İki genç bir gün tesadüfen karşılaşırlar. Frederica Wilhelm’in aklını çelmeğe çalışır ama genç adam ona mukavemet eder. Bunun üzerine büyük bir öfkeye kapılan Frederica Wilhelm’in ahırını ateşe verir. Atlarını kurtarmaya çalışırken Wilhelm alevlerin içinde yanar ve can verir.
Yangından bir tek at kurtulur. Bu at da garip ve vahşi bir attır. Frederica hayvanı ehlileştirmeye, kendine alıştırmaya çalışır ama at her seferinde direnmekte ve Frederica’ya karşı koymaktadır…
Bir gün Frederica gene bu ata biner. Hayvan korkunç bir süratle Frederica’yı meçhul bir yere doğru götürmektedir. Nihayet iki dağ arasında bir derenin bulunduğu yere gelirler. Burada bir yangın vardır ve başka bir tarafa da gitmenin imkânı yoktur. At süvarisiyle birlikte alevlerin içine dalar ve Frederica da tıpkı Wilhelm gibi alevlerin arasında can verir.
Reji: ROGER VADİM
***
- ŞEYTANIN ALDIĞI KAFA
Toby (Terence Stamp) adındaki İngiliz büyük bir aktördür. Ama kendini içkiye vermiştir.

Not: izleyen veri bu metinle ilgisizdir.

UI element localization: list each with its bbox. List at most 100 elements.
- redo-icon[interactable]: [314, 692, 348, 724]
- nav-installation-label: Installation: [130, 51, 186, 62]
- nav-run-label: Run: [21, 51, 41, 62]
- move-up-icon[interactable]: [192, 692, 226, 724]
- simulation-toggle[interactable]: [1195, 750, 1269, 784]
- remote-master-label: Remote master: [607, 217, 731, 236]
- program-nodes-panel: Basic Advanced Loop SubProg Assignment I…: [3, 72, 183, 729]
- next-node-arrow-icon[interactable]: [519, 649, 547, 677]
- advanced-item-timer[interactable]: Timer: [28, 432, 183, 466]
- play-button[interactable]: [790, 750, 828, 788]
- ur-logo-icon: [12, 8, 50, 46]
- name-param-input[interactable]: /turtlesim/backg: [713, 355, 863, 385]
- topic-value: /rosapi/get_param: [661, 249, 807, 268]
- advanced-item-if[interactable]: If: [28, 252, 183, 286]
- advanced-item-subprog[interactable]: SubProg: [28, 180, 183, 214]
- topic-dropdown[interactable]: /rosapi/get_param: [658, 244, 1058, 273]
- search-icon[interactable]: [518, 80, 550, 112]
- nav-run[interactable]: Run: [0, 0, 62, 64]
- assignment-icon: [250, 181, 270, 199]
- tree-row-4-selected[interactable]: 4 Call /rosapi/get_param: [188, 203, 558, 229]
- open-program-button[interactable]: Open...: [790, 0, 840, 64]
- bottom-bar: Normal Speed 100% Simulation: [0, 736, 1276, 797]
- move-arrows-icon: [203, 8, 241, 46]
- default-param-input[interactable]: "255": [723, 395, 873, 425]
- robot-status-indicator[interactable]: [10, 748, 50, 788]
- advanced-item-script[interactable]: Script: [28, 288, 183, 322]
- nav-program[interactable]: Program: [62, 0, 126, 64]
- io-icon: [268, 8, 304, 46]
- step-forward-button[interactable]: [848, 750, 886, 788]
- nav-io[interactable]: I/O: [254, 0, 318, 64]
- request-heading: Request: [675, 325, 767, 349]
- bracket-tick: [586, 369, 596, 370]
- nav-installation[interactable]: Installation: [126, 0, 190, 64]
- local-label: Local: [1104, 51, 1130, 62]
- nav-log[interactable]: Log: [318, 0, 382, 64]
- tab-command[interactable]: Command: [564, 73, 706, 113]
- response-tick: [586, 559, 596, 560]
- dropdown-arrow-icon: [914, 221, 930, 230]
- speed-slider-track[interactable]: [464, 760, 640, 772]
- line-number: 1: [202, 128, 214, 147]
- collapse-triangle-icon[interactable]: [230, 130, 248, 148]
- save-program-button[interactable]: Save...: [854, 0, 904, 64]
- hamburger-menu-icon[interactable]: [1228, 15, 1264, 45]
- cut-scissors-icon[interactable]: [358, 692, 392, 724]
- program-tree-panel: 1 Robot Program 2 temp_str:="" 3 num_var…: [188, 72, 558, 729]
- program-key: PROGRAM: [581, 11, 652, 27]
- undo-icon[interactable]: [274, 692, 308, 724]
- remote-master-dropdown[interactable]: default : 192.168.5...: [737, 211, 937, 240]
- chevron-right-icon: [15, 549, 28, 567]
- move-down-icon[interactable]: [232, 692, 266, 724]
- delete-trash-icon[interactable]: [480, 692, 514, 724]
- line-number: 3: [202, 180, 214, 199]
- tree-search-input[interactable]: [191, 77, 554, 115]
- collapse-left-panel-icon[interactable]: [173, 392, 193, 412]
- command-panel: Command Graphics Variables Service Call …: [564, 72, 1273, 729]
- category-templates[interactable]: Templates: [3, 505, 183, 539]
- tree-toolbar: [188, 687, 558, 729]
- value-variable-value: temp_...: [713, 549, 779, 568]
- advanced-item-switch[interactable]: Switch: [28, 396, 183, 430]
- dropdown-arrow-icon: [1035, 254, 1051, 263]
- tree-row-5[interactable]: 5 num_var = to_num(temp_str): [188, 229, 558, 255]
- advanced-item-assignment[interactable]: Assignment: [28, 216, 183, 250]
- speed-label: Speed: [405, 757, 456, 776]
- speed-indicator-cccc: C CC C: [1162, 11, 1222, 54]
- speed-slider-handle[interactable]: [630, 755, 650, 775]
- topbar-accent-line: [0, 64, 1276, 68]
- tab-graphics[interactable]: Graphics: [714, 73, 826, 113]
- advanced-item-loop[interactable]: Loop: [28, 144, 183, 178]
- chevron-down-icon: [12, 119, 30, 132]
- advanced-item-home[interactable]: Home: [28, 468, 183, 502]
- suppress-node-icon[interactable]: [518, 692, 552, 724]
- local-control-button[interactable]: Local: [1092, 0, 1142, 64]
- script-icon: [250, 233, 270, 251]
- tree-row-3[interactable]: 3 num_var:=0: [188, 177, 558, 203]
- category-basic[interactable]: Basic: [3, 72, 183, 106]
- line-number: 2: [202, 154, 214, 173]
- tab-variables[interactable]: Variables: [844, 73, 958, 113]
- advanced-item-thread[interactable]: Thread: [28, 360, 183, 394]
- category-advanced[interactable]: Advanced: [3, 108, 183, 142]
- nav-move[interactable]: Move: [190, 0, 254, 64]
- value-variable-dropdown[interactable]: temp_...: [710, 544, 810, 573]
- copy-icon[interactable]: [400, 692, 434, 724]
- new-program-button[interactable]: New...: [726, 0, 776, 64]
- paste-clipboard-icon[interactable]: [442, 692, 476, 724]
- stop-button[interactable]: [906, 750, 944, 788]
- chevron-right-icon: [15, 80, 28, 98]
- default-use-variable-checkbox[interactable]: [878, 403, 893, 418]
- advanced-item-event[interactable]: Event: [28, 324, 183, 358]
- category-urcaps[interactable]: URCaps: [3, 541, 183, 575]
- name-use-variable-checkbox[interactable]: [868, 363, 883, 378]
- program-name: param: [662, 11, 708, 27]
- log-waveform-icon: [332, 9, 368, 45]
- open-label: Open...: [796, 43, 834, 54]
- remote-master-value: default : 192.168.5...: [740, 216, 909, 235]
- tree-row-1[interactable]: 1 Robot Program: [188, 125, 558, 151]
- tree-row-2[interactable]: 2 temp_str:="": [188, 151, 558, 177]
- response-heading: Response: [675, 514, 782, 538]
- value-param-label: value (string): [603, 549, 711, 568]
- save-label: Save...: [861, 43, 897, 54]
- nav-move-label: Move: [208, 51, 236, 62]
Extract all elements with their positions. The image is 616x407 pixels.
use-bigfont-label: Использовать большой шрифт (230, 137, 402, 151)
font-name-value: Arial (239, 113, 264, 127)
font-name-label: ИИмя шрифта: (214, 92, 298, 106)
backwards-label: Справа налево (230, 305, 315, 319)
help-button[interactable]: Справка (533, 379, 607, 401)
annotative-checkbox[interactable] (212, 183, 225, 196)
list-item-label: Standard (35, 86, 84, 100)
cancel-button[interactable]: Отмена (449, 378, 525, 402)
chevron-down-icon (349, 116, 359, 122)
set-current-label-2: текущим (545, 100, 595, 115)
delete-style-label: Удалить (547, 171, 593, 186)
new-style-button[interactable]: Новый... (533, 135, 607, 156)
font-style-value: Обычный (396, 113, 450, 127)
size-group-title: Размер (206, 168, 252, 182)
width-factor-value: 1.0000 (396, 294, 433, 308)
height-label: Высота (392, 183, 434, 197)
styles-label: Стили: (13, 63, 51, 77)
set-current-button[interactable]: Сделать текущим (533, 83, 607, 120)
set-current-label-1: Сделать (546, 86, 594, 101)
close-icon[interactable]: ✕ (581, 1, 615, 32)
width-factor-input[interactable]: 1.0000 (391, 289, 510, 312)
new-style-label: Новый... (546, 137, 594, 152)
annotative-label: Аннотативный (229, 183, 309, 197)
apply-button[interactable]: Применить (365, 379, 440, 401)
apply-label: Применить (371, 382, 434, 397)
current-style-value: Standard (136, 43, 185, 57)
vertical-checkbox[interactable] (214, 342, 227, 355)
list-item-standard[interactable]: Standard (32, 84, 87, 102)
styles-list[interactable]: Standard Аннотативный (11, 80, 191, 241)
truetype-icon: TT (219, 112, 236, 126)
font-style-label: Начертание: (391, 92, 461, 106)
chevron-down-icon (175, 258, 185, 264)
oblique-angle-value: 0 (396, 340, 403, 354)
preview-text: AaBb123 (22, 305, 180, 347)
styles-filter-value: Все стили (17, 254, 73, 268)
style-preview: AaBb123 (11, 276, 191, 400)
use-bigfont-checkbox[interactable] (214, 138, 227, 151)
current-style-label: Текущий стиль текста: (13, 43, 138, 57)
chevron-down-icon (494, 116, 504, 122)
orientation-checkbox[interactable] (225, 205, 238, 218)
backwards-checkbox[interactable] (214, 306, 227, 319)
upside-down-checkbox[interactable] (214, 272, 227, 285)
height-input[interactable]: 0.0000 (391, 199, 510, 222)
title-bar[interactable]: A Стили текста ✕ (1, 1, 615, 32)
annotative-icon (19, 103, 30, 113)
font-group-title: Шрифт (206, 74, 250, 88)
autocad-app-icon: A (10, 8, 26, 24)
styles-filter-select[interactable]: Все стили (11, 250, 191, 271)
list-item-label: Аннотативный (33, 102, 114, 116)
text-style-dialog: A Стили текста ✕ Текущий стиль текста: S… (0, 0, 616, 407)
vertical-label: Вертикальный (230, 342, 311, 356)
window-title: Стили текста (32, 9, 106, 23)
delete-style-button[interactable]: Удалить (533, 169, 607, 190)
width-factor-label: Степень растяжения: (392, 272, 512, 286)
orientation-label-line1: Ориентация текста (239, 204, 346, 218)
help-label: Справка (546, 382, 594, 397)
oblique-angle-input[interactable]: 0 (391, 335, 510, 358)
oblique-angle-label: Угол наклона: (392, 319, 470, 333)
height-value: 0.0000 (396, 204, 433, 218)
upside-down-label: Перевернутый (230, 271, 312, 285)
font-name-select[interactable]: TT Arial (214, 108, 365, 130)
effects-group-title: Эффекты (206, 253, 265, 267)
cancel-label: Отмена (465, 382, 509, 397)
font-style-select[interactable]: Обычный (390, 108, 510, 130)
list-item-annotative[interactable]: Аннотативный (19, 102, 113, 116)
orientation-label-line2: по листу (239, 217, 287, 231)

Yaptığı mukavele gereğince bir gün bir kovboy filminde başrolü oynamak üzere İtalya’ya gelir. Bu filmdeki rolü bir tek şey için kabul etmiştir: Prodüktörler ona bir Maserati vermeye söz vermişlerdir. Çünkü Toby yarış otomobillerine ve özellikle Maseratilere çok düşkündür.
Havaalanında bir top Toby’nin ayaklarına doğru yuvarlanır. Toby topu alarak kendi tarafına doğru koşmakta olan küçük kıza verir. Küçük kız o kadar garip bir gülümseme ile ona teşekkür eder ki Toby’nin içi bir tuhaf olur.
Daha sonra prodüktörler araba ile gelip onu alırlar. Toby yoksa bir hayale mi kaptırmıştır kendisini. Gözlerinin önünde bir topun peşinden koşmakta olan bir küçük kız hayali dolaşır.
Ödüllerin dağıtılma töreninde Maserati’yi Toby’ye verirler. Toby direksiyona geçer. Artık Toby uzaklara… Çok uzaklara… Kimselerin kendisini göremeyeceği ve bulamayacağı bir yerlere gitmek istemektedir.
Yolda, çökmekte olan bir köprüye yaklaşırken işçilerden bazıları onu durdurmaya çalışırlar.
Toby: “Eğer buradan atlayamazsam Şeytan alsın kafamı” diye geçirir içinden. Araba ileriye atılır. Köprünün öbür tarafına geçer… Ve Toby içerdedir. Ama boynunun üstünde kafası yoktur… Başsız kalan vücudu sadece otomobilin içindedir… Ve biraz ötede. Çimenlerin üstünde… Güzel saçlı küçük bir kız… Toby’nin kafası ile bir kauçuk top gibi oynamaktadır.
Reji: FEDERİCO FELLİNİ
***
- İKİ RUHLU ADAM
On dokuzuncu yüzyılda İtalya’nın Kuzey bölgesi Avusturya kuvvetleri tarafından işgal edilmiştir. Bu sırada genç bir subay kiliseye koşar. Rahibi yakalayarak günahlarını itiraf etmek istediğini söyler. Genç subay bir adam öldürmüştür. Ve bu adam kendisinin öteki yarısıdır. Kısacası kendi tabiatının iyi yönünü öldürmüştür…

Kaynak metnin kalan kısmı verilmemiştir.